Business travel industry touts its economic value

WASHINGTON: In reaction to sharp criticism from lawmakers and the media, the business travel industry has launched advocacy campaigns to validate its role in the US' economic recovery.

WASHINGTON: In reaction to sharp criticism from lawmakers and the media, the business travel industry has launched several advocacy campaigns to validate its role in the US' economic recovery.

The US Travel Association, the newly minted trade group which represents travel companies and organizations, travel and tourism offices, and convention and visitors bureaus, hired APCO Worldwide in January for its public affairs effort.

“Other industries have done a far better job defining their relevance,” said Geoff Freeman, SVP for the association. “This is an ongoing effort to share the story of why meetings, events, and business travel are central to American business and central to the economy.”

Some companies, especially those that have received Troubled Asset Relief Program (TARP) funds, have canceled meetings and events, while even companies that have not received bailout funds have reportedly canceled trips to avoid bad publicity.

“There's a state of fear,” Freeman said. The rolling effect of the cancellations will hit blue-collar workers with jobs at hotels, restaurants, and convention centers, and states who receive travel tax revenue, added APCO SVP Mike Hotra.

The economic stimulus package that President Barack Obama signed last Tuesday requires that TARP recipients institute policies on luxury expenditures, including events and entertainment. As part of its message, the DC-based association developed travel guidelines for companies and talking points and toolkits for its member organizations. It is also reaching out to business media and bloggers.

The goal is to reach policymakers and the press as part of the educational effort. It also hopes to reassure business leaders that meetings and conventions are a viable aspect of business, especially as it pertains to staff-incentive programs, said Freeman.

Big convention cities like Philadelphia and Las Vegas are rolling out their own initiatives.

The Philadelphia Convention & Visitors Bureau launched a meetings-focused campaign on February 16 called “Serious Value for Serious Times,” said Danielle Cohn, VP of marcomms.

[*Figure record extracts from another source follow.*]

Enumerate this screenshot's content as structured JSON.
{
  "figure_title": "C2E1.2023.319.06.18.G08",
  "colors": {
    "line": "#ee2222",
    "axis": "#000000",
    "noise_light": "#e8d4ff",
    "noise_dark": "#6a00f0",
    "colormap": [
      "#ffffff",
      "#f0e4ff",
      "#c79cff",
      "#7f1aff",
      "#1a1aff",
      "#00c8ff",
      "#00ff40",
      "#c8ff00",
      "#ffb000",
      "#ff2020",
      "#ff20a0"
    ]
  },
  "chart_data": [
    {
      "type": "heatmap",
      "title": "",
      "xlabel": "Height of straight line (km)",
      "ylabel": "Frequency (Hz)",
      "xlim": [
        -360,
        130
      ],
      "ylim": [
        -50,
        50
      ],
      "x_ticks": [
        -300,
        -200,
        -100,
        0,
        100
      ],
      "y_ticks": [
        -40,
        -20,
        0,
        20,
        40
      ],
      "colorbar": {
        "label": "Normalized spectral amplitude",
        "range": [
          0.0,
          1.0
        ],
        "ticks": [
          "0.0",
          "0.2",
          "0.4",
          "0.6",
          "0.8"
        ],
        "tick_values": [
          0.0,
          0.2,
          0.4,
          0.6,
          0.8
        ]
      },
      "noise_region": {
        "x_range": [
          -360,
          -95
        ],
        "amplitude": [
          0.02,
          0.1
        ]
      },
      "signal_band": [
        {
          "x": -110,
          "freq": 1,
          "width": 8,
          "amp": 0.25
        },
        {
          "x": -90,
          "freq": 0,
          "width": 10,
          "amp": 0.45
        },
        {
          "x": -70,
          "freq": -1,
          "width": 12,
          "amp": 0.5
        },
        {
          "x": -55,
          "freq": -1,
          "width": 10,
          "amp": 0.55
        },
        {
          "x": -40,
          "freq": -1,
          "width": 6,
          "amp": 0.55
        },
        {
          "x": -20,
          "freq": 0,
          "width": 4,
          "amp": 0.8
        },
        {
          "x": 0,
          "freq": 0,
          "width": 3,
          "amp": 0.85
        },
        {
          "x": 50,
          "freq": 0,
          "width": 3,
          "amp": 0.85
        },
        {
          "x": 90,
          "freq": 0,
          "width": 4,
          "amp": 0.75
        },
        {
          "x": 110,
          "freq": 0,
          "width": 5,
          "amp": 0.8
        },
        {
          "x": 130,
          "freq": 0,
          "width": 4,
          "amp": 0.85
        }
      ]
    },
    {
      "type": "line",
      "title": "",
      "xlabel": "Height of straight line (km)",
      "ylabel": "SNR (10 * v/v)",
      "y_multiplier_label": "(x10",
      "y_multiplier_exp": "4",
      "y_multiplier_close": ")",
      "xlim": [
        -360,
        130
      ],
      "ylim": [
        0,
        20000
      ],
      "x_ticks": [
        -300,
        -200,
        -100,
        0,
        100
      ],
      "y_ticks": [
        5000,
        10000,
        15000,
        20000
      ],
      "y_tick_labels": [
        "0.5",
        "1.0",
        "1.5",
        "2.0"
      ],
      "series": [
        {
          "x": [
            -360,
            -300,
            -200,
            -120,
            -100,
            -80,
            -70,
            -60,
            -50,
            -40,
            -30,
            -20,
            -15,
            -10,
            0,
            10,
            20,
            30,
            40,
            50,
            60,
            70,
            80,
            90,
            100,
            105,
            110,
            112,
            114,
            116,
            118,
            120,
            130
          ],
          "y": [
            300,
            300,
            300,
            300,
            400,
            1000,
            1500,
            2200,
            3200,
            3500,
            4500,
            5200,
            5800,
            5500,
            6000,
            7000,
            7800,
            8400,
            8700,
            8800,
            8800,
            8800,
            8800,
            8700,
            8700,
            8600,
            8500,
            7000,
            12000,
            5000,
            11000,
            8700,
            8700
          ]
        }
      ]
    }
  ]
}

Targeting businesses and business-travel media, the initiative aims to encourage local and regional businesses to look at the city as a cost-effective solution for meetings. The effort has a total creative budget of $150,000.

The Las Vegas Convention and Visitors Authority will launch an ad campaign in the coming weeks to encourage business travel in the city, said Jeremy Handel, PR manager for the organization.

For the business aviation community, the challenge is changing public perception of a seemingly luxury perk, said industry professionals.

The National Business Aviation Association (NBAA) and General Aviation Manufacturers Association (GAMA) partnered for the first time in more than a decade to launch the “No Plane No Gain” campaign on February 17.

The two groups created a Web site to educate the public about why businesses use private jets and to provide tools for businesses to explain why they use them, said Dan Hubbard, SVP of communications for NBAA. Plans for educational webinars, studies, and surveys are also in the works.

To complement what the NBAA and GAMA are doing, aircraft manufacturer Cessna is working on a predominately ad effort, which is “pure advocacy,” said Doug Oliver, corporate communications director at the Wichita, KA-based company.

“This is really out of the box for Cessna,” he noted. “We have to take back that perception.”